A number of supportive comments have been posted. First, from the Lexington Herald-Dispatch:
The SPLC is a fraud outfit who slanders conservative/heritage/Christian/non-liberal organizations as "hate groups." Basically, any organization that disagrees with liberal conventional wisdom or talking points, the SPLC labels a hate group, without any evidence aside from the SPLC's own extremist propaganda. ... [more]
The SPLC labels as "hate" anything that disagrees with leftist propaganda, and thus, the SPLC has exactly zero credibility. They're doing the same thing with the word "hate" that liberals have done in the past with words like "racist." You know, disagree with a lib, then you're a racist. Espouse conservative views, then you're a racist, and so on, until the word loses all meaning and people no longer take the issue seriously. The word "racist" is a perfect example. The race card has been played so many times that no one takes it seriously anymore - i.e., nothing is racist when everything is. "Hate" is now another liberal buzz word. Conservative speech is now, according to them, hate speech. Conservative groups are "hate" groups. Broadbrushing everything as hate, the way libs do, actually does a disservice to those who really are victims of actual hate groups, because lumping everything together and equating conservative groups with real hate groups only dilutes everything and makes it more difficult for people to take the issue seriously.

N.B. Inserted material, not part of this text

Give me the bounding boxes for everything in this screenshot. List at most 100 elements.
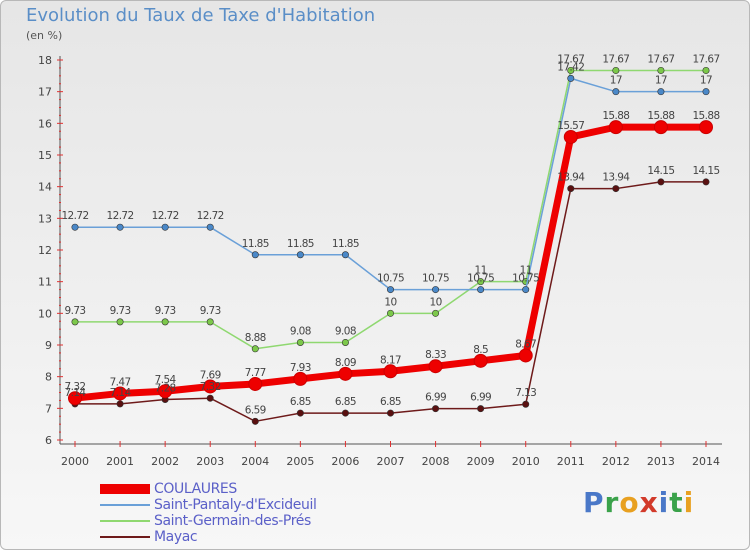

The SPLC is itself a left wing hate group.
Any decision against the S.P.L.C. is a good decision. They are much bigger hate-dealers than the Klan and anyone else ever was, and that is saying something. I have nothing for the Klan, they would just as soon kill me as look at me but the S.P.L.C. are real clowns who cash-in on misery, they employ hatred.
The purpose of the Southern Poverty Law Center is Orwellian. They shut down dissent by demonizing with rhetoric. They say disagreeing with liberalism is hate, when they are the actual purveyors of it. They could be renamed the "ministry of love", and begin daily sessions called "two minutes of hate".
And from the Louisville Courier-Journal:
aaron peltier wrote 1/15/2011 5:04:33 PM:
Congratulations to the Imperial Klan’s of America and to the then Imperial Wizard Ron Edwards. God I can’t believe this happened. What a major victory this is! It was a fight between David and Goliath and you defeated Goliath. You and the IKA where attacked by the Southern Poverty Law Firm and you had to completely legally defend yourself in civil court without any attorney.